Friday 16 September 2011

Fictional Economic Reality.

Apparently the UBS bank lost £1.3billion, not in a tea break but in around a second. At that rate they could have lost the cost to the world of World War II in a couple of days. It was due to a ‘Black Swan’ moment, a moment when something inconceivable happens. The Swiss France suddenly dropped 8%, which then must have kicked in an automatic sell, and poof, all gone. This begs the question, have you ever seen a black swan? I’m guessing only in fiction, as there’s no such thing. But this black swan moment did really happen, like in reality. Which begs a further question, did this really happen or did it happen in a fictional reality? Obviously there are real accounts on real computers and real people on real chairs and we normally envisage fiction and reality as oil and water, but is this apparent clear differentiation in itself a fiction? Do we live in an emulsion of the two? If mysticism is the technical term for this emulsion then in a sense computers are the mysticism of our age. Instead of cutting the throat of a goat to cause a good harvest, two real but unrelated occurrences connected only by a socially accepted fiction, we can by the merest mouse click wipe out the combined value of several thousand lifetimes in a second. That’s fiction, but it really happened. In a sense there’s a war on between fact and fiction.

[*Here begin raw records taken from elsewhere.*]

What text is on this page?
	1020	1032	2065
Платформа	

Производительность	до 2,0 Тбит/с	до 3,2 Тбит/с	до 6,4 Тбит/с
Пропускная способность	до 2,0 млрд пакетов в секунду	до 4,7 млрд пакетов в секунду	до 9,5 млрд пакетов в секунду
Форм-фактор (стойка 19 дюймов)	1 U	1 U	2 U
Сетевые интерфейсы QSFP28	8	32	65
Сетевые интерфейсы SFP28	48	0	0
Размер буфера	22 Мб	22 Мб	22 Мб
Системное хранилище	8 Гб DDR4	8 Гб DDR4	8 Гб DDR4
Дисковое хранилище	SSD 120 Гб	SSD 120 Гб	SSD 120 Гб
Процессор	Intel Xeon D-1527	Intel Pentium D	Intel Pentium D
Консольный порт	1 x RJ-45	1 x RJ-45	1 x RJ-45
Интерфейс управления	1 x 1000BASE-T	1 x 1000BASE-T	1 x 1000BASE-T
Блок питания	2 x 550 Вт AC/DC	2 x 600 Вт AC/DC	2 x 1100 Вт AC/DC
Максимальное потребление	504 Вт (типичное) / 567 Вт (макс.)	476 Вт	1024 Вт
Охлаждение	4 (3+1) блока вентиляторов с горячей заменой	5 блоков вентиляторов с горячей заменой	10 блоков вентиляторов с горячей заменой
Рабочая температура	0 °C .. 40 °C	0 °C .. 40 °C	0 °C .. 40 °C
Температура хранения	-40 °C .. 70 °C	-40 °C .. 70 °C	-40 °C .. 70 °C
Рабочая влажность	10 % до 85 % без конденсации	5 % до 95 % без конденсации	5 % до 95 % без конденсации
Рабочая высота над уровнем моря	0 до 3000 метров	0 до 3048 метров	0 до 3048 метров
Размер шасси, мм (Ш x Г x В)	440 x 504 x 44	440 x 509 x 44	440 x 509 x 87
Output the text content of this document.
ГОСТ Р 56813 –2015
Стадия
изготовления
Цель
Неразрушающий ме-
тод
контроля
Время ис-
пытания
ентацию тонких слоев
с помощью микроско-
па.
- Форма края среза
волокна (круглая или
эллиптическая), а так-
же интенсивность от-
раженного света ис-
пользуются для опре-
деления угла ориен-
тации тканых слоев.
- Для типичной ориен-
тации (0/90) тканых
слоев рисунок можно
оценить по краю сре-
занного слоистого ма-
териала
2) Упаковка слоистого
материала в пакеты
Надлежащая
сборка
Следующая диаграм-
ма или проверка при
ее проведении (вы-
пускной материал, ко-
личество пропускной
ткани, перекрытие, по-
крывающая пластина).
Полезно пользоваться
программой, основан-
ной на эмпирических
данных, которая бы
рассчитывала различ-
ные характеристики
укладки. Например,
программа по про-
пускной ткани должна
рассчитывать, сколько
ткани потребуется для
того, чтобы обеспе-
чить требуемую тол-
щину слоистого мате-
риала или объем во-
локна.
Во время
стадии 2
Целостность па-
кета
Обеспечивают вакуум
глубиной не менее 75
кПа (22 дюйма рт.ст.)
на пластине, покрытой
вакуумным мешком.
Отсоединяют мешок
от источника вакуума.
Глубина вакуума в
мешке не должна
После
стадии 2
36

Governments are dealing with fact and traders are dealing in their own contrived mystical fiction and fiction is winning. This week there is unprecedented cooperation between US and European governments to avoid a fictional Armageddon, a catastrophic crop failure because we haven’t killed enough goats. Unfortunately thus far governments have been suckered into using the preferred mystical weaponry of the traders. Lets hope this time they use the authority of reality to move the battle to firmer, more favourable ground.